The second integrity test took place on August 2, 2017. The respondent was asked to assist in the search of a reported stolen vehicle. He took $88 and two packages of cigarettes from the vehicle. He was arrested after his shift concluded.
He was found guilty criminally of breach of trust. The resulting discipline hearing resulted in an order of dismissal. However, the Review Board lowered the sanction to a two-year reduction in rank. The regulator sought leave to appeal. In a remarkable decision, the Court went at length about the unreasonableness of the Review Board’s decision but denied leave to appeal because it did not raise a legal question of general importance: Edmonton (Police Service) v Ahlstrom, 2023 ABCA 248 (CanLII).
A broader issue, however, is the use of “integrity testing” or undercover investigators by regulators, which is sometimes argued to be entrapment. The law is clear that this is a legitimate investigative technique where it is part of a bona fide investigation, meaning there is a reasonable suspicion to support the investigation and there is a genuine purpose in investigating the conduct. Regulators frequently use the technique to investigate concerns about the illegal practice of a profession.

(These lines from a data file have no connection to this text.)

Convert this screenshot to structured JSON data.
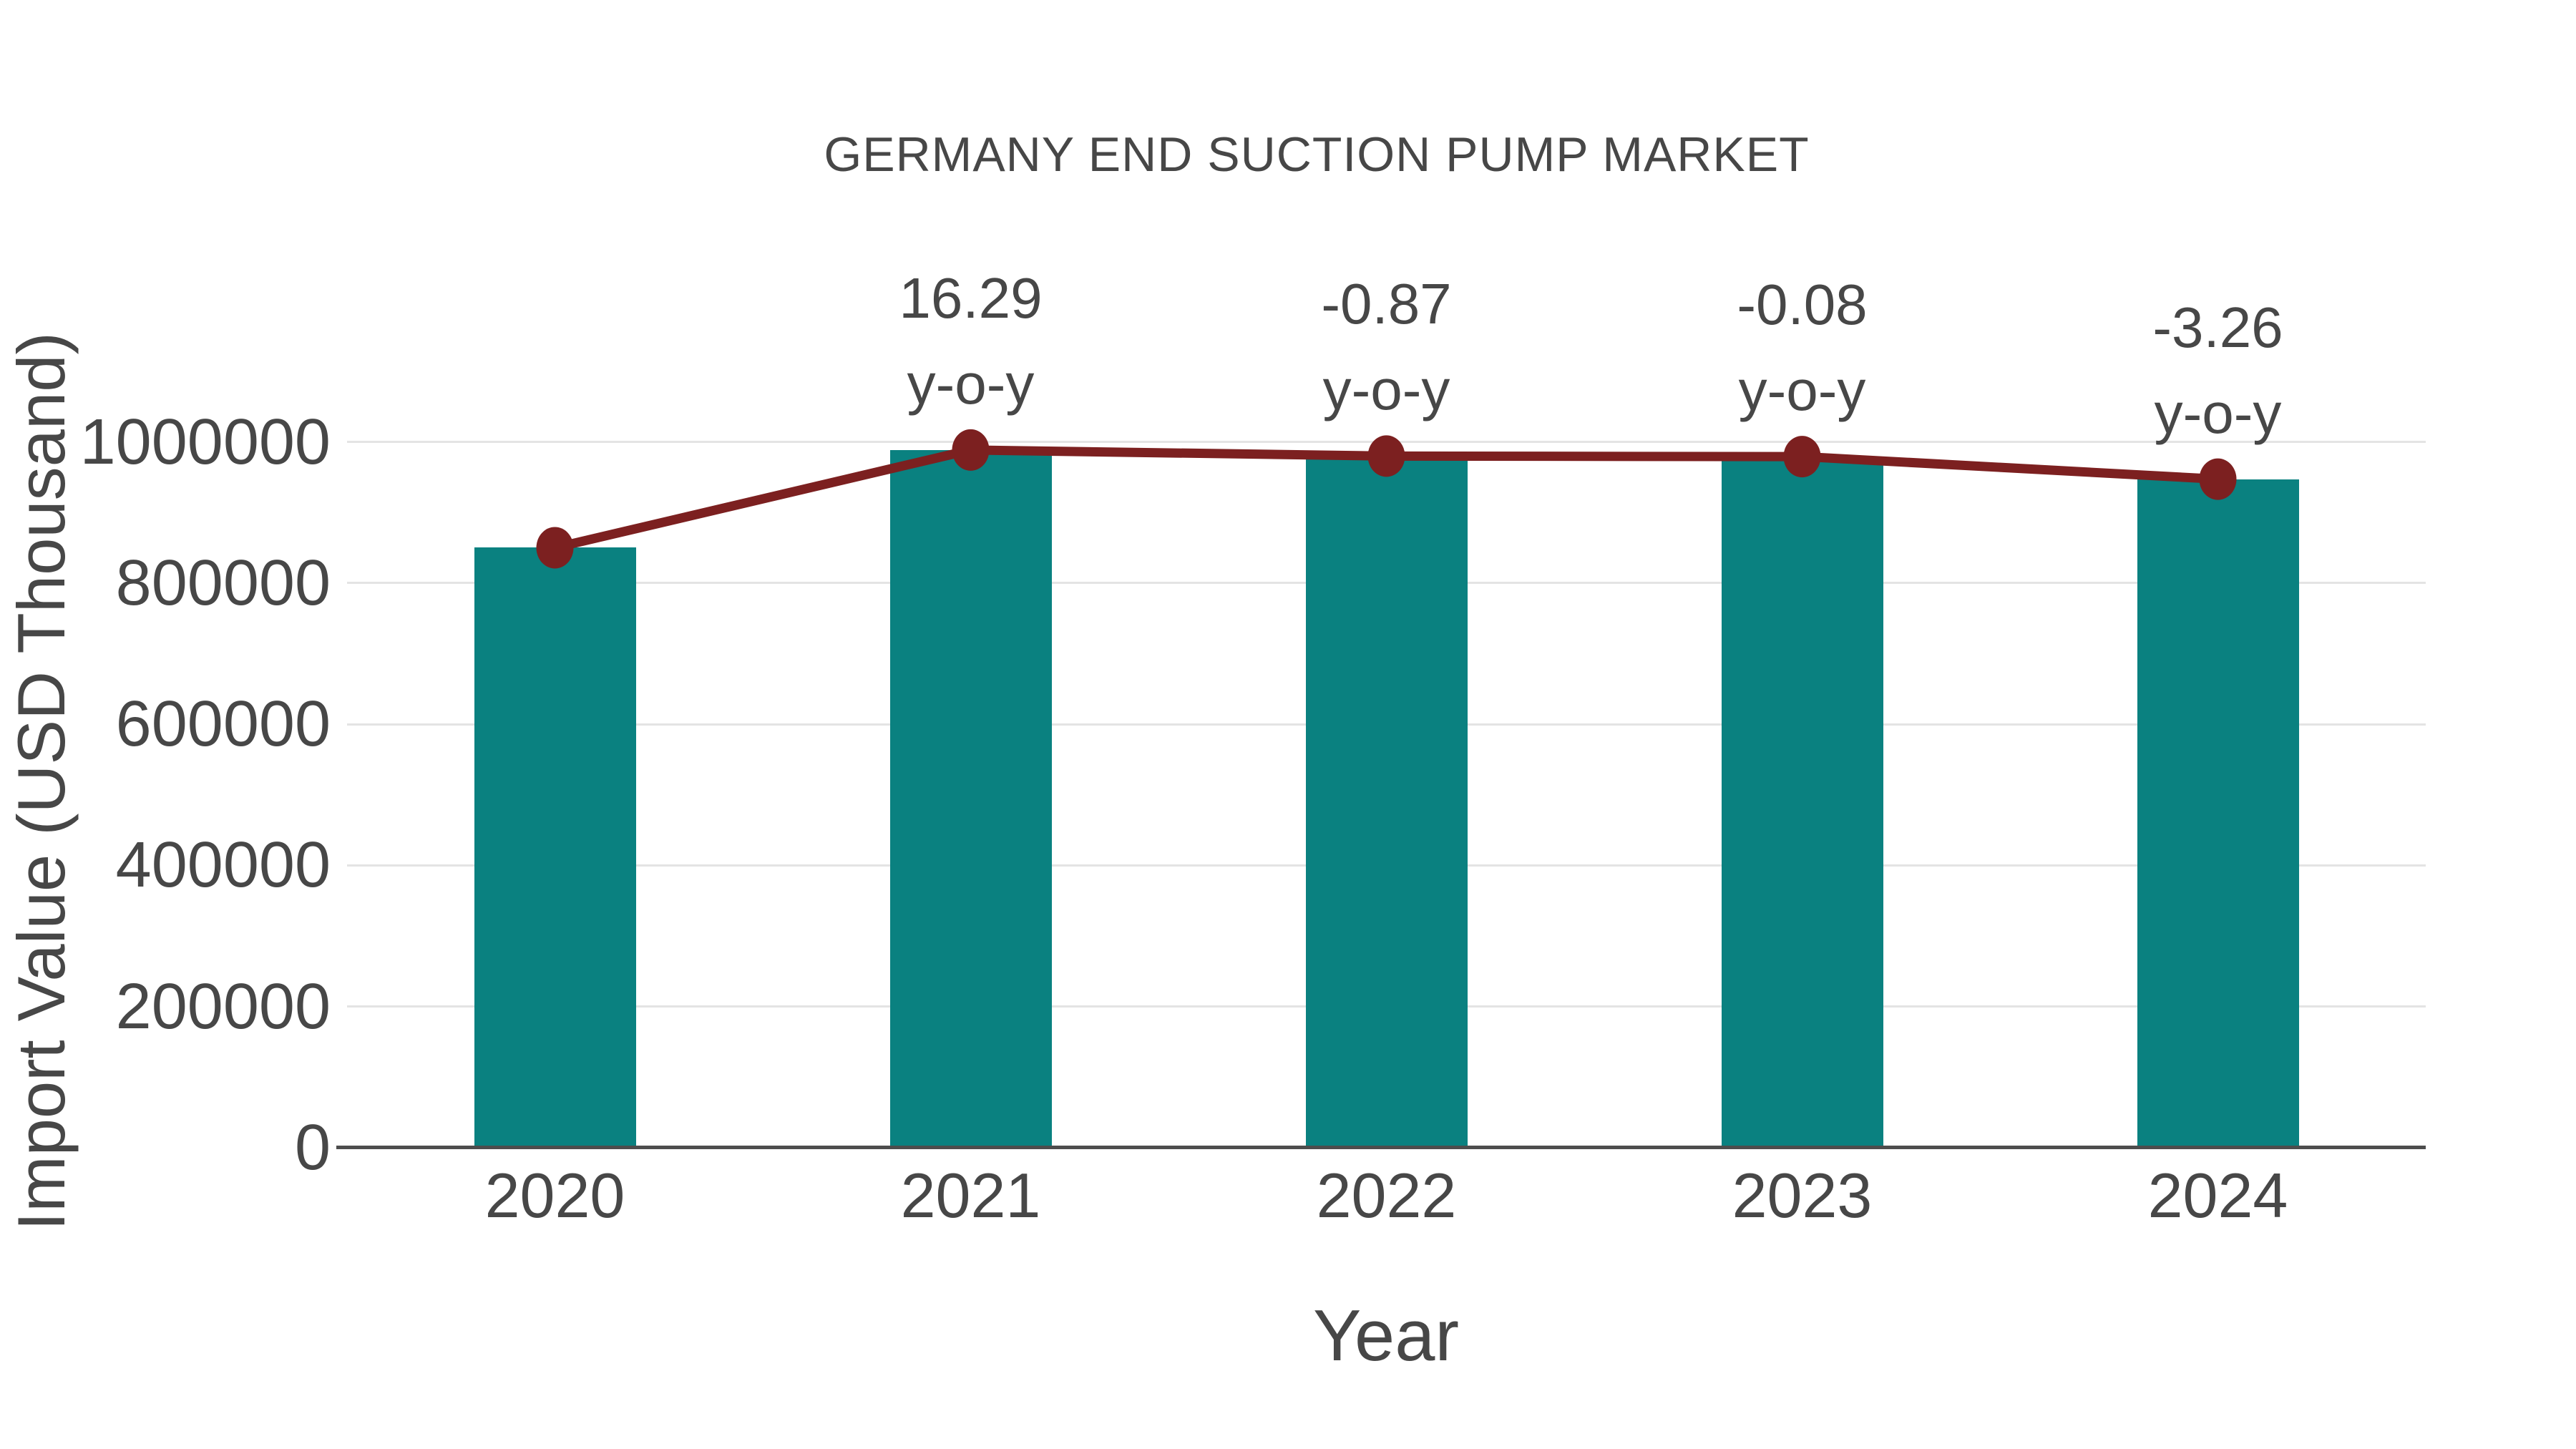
{
  "title": "GERMANY END SUCTION PUMP MARKET",
  "y_axis": {
    "title": "Import Value (USD Thousand)",
    "ticks": [
      0,
      200000,
      400000,
      600000,
      800000,
      1000000
    ]
  },
  "x_axis": {
    "title": "Year"
  },
  "colors": {
    "bar": "#0a8180",
    "line": "#7c2020",
    "marker": "#7c2020",
    "grid": "#e4e4e4",
    "axis": "#4d4d4d",
    "text": "#474747"
  },
  "chart_data": {
    "type": "bar",
    "title": "GERMANY END SUCTION PUMP MARKET",
    "xlabel": "Year",
    "ylabel": "Import Value (USD Thousand)",
    "categories": [
      "2020",
      "2021",
      "2022",
      "2023",
      "2024"
    ],
    "series": [
      {
        "name": "Import Value (USD Thousand)",
        "type": "bar",
        "values": [
          850000,
          988465,
          979866,
          979082,
          947164
        ]
      },
      {
        "name": "Import Value trend",
        "type": "line",
        "values": [
          850000,
          988465,
          979866,
          979082,
          947164
        ]
      }
    ],
    "annotations": [
      {
        "category": "2021",
        "lines": [
          "16.29",
          "y-o-y"
        ]
      },
      {
        "category": "2022",
        "lines": [
          "-0.87",
          "y-o-y"
        ]
      },
      {
        "category": "2023",
        "lines": [
          "-0.08",
          "y-o-y"
        ]
      },
      {
        "category": "2024",
        "lines": [
          "-3.26",
          "y-o-y"
        ]
      }
    ],
    "ylim": [
      0,
      1000000
    ],
    "grid": true,
    "legend": false
  }
}
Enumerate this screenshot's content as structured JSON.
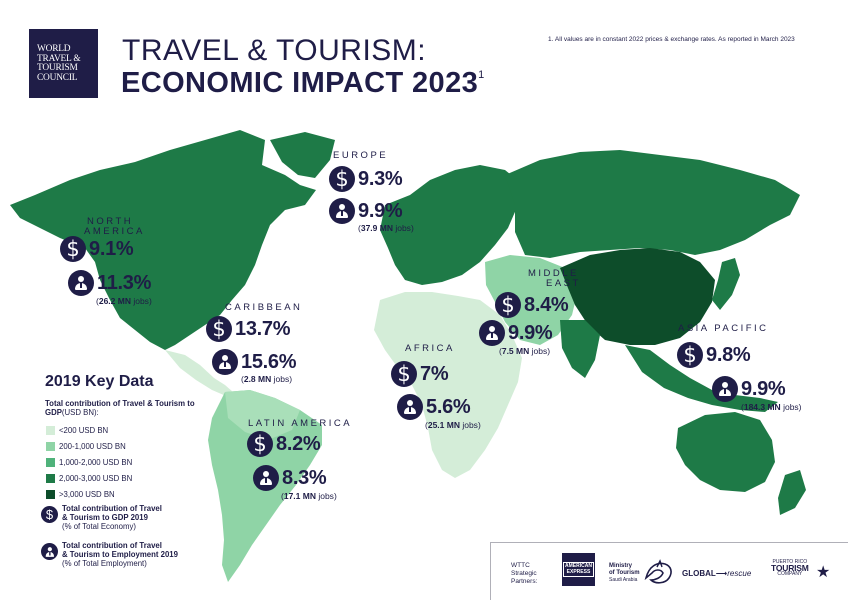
{
  "header": {
    "logo_lines": [
      "WORLD",
      "TRAVEL &",
      "TOURISM",
      "COUNCIL"
    ],
    "title_line1": "TRAVEL & TOURISM:",
    "title_line2": "ECONOMIC IMPACT 2023",
    "title_superscript": "1",
    "footnote": "1. All values are in constant 2022 prices & exchange rates. As reported in March 2023"
  },
  "regions": {
    "europe": {
      "name": "EUROPE",
      "gdp": "9.3%",
      "employment": "9.9%",
      "jobs_value": "37.9 MN",
      "jobs_unit": "jobs"
    },
    "north_america": {
      "name_line1": "NORTH",
      "name_line2": "AMERICA",
      "gdp": "9.1%",
      "employment": "11.3%",
      "jobs_value": "26.2 MN",
      "jobs_unit": "jobs"
    },
    "caribbean": {
      "name": "CARIBBEAN",
      "gdp": "13.7%",
      "employment": "15.6%",
      "jobs_value": "2.8 MN",
      "jobs_unit": "jobs"
    },
    "middle_east": {
      "name_line1": "MIDDLE",
      "name_line2": "EAST",
      "gdp": "8.4%",
      "employment": "9.9%",
      "jobs_value": "7.5 MN",
      "jobs_unit": "jobs"
    },
    "africa": {
      "name": "AFRICA",
      "gdp": "7%",
      "employment": "5.6%",
      "jobs_value": "25.1 MN",
      "jobs_unit": "jobs"
    },
    "asia_pacific": {
      "name": "ASIA PACIFIC",
      "gdp": "9.8%",
      "employment": "9.9%",
      "jobs_value": "184.3 MN",
      "jobs_unit": "jobs"
    },
    "latin_america": {
      "name": "LATIN AMERICA",
      "gdp": "8.2%",
      "employment": "8.3%",
      "jobs_value": "17.1 MN",
      "jobs_unit": "jobs"
    }
  },
  "key": {
    "title": "2019 Key Data",
    "subtitle": "Total contribution of Travel & Tourism to GDP",
    "subtitle_unit": "(USD BN):",
    "legend": [
      {
        "label": "<200 USD BN",
        "color": "#d4edd8"
      },
      {
        "label": "200-1,000 USD BN",
        "color": "#8fd4a6"
      },
      {
        "label": "1,000-2,000 USD BN",
        "color": "#4fb27a"
      },
      {
        "label": "2,000-3,000 USD BN",
        "color": "#1e7a47"
      },
      {
        "label": ">3,000 USD BN",
        "color": "#0d4d2a"
      }
    ],
    "gdp_item_line1": "Total contribution of Travel",
    "gdp_item_line2": "& Tourism to GDP 2019",
    "gdp_item_note": "(% of Total Economy)",
    "emp_item_line1": "Total contribution of Travel",
    "emp_item_line2": "& Tourism to Employment 2019",
    "emp_item_note": "(% of Total Employment)"
  },
  "icons": {
    "gdp": "dollar-icon",
    "employment": "person-icon"
  },
  "colors": {
    "navy": "#1f1d47"
  },
  "partners": {
    "label_line1": "WTTC",
    "label_line2": "Strategic",
    "label_line3": "Partners:",
    "amex_line1": "AMERICAN",
    "amex_line2": "EXPRESS",
    "mot_line1": "Ministry",
    "mot_line2": "of Tourism",
    "mot_line3": "Saudi Arabia",
    "global": "GLOBAL",
    "rescue": "rescue",
    "prt_line1": "PUERTO RICO",
    "prt_line2": "TOURISM",
    "prt_line3": "COMPANY"
  }
}
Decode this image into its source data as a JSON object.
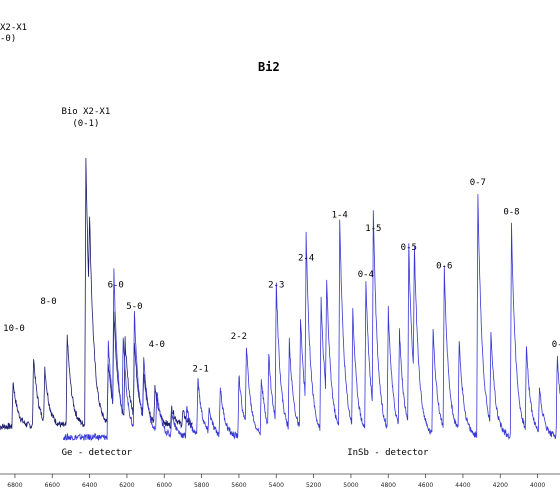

However, there are considerable constraints on the use of “integrity testing”. The process can only offer an opportunity to engage in the suspected conduct; it cannot involve any pressure or inappropriate inducements.
In addition, care must be taken as to who is monitored. Virtue testing one’s adjudicator in an upcoming hearing is inappropriate.
“Integrity testing”, while a valid investigative tool, should be employed carefully.